10 bad coding practices
I found this article in internet and I think it is extremely important for software developers, and is key in order to be highly productive.
The Pareto principle states that 80 percent of outcomes can be attributed to 20 percent of the possible causes of a given event. Also known as the 80-20 rule, it’s relevant to almost every field of human endeavor.
In the field of software development, the principle can be summarized by saying that most problems are caused by a small number of bad coding practices. Eliminate them and your work will be very much easier and more productive.
These 10 bad coding practices are the worst culprits.
1. Typos in your code
These are surprisingly common, and they are maddening because they have nothing to do with your programming skill. Even so, a misspelled variable name or function name can wreak havoc on your code. What’s more, they may not be easy to spot.
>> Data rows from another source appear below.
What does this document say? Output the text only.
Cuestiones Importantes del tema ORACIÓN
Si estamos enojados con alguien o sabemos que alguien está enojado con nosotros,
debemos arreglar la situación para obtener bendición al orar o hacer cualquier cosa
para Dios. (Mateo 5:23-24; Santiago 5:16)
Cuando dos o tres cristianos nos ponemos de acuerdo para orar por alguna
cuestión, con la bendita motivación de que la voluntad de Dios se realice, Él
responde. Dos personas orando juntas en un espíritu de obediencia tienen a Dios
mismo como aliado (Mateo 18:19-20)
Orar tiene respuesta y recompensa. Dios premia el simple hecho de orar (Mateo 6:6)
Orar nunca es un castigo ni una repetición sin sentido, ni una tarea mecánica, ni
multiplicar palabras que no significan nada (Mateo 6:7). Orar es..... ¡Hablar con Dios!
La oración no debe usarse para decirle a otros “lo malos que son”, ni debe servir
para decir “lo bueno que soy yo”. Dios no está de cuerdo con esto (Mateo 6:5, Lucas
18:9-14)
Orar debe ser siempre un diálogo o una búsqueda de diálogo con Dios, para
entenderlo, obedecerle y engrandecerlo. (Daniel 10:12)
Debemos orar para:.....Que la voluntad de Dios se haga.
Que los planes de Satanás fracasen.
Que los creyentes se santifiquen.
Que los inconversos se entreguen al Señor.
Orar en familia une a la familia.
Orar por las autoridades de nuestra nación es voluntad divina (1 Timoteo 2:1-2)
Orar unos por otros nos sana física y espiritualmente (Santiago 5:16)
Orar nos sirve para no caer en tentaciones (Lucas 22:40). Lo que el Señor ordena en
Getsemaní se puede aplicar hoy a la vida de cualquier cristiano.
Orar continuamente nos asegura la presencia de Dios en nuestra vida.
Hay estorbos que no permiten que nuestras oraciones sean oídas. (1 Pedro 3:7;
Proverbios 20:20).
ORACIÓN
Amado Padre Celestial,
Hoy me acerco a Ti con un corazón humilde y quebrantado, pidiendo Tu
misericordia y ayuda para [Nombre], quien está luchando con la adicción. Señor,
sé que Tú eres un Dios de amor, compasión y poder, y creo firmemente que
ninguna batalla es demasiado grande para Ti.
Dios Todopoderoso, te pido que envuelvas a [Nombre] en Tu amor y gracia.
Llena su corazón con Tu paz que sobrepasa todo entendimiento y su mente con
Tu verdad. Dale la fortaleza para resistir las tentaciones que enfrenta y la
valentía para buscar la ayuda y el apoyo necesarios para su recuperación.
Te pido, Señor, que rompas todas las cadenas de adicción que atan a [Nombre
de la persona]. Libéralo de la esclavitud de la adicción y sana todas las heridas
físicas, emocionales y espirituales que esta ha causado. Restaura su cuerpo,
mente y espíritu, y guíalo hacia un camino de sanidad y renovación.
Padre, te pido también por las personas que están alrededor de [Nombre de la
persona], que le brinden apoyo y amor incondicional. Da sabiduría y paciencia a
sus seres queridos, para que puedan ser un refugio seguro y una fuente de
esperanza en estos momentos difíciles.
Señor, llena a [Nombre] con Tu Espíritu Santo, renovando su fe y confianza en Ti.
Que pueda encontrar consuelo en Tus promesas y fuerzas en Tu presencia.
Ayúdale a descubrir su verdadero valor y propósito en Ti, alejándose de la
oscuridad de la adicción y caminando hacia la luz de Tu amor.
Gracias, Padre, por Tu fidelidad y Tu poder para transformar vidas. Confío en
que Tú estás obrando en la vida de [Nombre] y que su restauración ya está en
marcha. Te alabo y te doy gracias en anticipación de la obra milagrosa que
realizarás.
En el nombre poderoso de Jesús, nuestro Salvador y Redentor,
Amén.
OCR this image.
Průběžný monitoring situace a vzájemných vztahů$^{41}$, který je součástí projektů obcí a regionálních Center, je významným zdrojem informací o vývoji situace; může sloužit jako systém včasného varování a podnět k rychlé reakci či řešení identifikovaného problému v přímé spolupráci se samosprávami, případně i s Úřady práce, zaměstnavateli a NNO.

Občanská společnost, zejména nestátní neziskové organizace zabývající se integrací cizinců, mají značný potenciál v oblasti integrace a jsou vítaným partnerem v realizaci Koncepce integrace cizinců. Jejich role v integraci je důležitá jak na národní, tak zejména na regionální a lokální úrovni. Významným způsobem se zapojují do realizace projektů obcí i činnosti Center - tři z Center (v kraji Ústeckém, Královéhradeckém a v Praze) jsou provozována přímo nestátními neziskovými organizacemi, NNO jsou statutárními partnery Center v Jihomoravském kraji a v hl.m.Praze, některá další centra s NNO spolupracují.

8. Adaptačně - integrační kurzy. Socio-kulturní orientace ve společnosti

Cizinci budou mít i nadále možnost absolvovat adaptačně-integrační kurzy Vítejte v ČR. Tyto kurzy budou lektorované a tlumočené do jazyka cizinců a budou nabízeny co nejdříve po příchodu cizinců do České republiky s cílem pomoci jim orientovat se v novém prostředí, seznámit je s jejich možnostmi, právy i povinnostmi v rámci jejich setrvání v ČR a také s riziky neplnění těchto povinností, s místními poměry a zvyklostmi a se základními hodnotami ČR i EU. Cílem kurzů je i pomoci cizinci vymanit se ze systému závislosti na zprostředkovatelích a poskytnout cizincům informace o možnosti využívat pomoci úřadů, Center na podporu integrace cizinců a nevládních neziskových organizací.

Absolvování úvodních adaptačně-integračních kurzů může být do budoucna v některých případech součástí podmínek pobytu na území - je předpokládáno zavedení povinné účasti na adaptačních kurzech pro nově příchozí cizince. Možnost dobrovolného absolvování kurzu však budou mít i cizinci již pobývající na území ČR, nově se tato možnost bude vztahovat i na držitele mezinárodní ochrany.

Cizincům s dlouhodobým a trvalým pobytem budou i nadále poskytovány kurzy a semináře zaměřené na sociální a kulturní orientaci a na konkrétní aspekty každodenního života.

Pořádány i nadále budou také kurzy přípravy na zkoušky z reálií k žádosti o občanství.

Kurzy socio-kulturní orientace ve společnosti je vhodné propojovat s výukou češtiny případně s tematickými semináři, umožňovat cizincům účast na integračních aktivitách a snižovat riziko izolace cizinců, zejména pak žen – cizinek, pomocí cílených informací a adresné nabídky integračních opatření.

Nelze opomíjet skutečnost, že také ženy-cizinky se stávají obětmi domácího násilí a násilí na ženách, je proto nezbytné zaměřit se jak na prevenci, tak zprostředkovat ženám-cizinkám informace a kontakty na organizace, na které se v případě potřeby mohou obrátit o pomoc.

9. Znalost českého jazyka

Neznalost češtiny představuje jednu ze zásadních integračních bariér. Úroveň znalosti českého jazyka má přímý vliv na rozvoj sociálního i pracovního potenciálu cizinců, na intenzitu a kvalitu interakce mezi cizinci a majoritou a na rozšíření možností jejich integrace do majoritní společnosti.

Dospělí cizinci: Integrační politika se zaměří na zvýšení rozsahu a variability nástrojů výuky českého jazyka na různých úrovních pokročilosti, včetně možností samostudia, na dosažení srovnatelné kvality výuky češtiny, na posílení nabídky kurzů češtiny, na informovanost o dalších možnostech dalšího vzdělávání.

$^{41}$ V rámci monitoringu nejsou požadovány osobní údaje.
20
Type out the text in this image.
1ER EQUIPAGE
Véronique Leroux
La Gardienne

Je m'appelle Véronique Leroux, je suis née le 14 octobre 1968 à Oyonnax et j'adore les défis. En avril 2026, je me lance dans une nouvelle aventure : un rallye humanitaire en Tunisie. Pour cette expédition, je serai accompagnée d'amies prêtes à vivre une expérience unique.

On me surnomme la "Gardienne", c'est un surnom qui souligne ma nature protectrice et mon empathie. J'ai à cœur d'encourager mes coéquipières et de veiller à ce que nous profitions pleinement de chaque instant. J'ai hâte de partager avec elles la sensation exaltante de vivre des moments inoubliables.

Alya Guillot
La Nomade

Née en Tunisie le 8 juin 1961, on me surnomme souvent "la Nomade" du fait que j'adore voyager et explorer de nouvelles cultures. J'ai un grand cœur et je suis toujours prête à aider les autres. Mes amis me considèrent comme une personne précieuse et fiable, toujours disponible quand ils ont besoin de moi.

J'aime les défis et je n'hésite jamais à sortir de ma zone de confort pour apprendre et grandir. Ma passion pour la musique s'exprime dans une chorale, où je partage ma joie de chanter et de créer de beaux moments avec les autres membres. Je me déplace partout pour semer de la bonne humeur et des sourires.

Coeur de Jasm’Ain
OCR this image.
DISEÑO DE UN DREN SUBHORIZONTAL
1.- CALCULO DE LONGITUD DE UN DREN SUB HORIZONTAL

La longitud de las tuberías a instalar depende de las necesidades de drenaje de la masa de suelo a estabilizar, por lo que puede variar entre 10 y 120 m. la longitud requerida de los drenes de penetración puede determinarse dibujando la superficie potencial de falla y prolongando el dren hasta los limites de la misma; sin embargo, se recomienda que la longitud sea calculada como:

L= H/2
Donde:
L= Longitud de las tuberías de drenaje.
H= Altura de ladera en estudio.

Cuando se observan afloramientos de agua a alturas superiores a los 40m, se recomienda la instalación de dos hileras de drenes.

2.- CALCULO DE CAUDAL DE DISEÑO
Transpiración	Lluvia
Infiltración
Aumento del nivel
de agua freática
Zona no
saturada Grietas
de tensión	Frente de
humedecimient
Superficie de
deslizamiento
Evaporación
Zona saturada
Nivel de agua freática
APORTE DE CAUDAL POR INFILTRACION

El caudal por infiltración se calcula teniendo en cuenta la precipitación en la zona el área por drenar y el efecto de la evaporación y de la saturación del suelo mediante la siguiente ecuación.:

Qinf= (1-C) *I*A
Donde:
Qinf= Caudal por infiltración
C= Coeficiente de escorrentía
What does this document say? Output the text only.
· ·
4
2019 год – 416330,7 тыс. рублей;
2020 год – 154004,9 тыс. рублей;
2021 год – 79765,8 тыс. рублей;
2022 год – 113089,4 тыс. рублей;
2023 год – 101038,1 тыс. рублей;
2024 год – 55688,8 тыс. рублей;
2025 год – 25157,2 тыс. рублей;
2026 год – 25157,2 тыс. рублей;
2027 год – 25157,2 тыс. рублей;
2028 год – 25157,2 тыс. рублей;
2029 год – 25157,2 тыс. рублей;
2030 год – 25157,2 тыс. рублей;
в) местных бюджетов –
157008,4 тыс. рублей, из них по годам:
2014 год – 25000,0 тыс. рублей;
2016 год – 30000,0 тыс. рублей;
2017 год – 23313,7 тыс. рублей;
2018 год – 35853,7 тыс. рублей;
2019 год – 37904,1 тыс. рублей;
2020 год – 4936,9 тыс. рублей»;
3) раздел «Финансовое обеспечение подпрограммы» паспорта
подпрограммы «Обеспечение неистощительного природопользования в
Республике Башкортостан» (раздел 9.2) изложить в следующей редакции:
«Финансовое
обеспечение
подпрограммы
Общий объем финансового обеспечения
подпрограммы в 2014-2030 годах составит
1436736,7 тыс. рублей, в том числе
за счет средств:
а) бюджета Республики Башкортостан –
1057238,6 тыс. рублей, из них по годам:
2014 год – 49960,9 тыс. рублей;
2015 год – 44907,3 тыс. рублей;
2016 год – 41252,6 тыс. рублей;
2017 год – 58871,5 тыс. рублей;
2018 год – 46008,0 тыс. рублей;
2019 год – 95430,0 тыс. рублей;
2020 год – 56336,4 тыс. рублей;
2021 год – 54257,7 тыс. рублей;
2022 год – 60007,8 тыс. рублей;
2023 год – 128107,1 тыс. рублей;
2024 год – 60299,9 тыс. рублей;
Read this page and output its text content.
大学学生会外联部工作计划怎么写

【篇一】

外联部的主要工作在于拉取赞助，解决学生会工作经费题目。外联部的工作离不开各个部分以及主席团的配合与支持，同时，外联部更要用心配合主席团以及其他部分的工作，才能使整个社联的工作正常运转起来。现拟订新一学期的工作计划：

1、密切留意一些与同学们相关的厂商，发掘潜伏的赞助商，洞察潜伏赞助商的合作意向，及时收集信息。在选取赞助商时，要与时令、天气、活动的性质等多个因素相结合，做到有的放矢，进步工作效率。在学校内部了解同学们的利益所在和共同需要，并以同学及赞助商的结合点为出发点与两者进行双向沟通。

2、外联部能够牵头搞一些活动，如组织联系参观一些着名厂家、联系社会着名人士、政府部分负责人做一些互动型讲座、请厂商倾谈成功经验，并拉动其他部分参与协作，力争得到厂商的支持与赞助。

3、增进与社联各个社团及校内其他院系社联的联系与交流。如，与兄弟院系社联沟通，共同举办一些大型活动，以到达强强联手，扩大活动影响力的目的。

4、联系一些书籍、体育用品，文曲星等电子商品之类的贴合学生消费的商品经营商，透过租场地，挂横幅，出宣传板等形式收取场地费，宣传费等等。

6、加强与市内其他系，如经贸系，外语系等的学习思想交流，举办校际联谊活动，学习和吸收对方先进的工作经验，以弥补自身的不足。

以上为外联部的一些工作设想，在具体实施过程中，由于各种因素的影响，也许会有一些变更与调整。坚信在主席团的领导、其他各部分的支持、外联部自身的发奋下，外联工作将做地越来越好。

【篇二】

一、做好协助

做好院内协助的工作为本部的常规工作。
What’s the solution? Working in a good integrated development environment (IDE) or even a programmer-specific text editor can reduce spelling errors significantly. Another thing you can do: Deliberately choose variable and function names that are easy to spell and, therefore, easy to spot when they have been misspelled. Avoid words such as receive, which easily be misspelled recieve without being obvious.
2. Failing to indent or format your code
Indenting and otherwise formatting your code makes it easier to understand at a glance and, therefore, spot mistakes. It also makes it far easier for other people to maintain your code, as it’s presented in a consistent fashion.
If you use an IDE that doesn’t automatically format your code, consider running it through a code beautifier such as Uncrustify, which will format it consistently according to the rules you configure.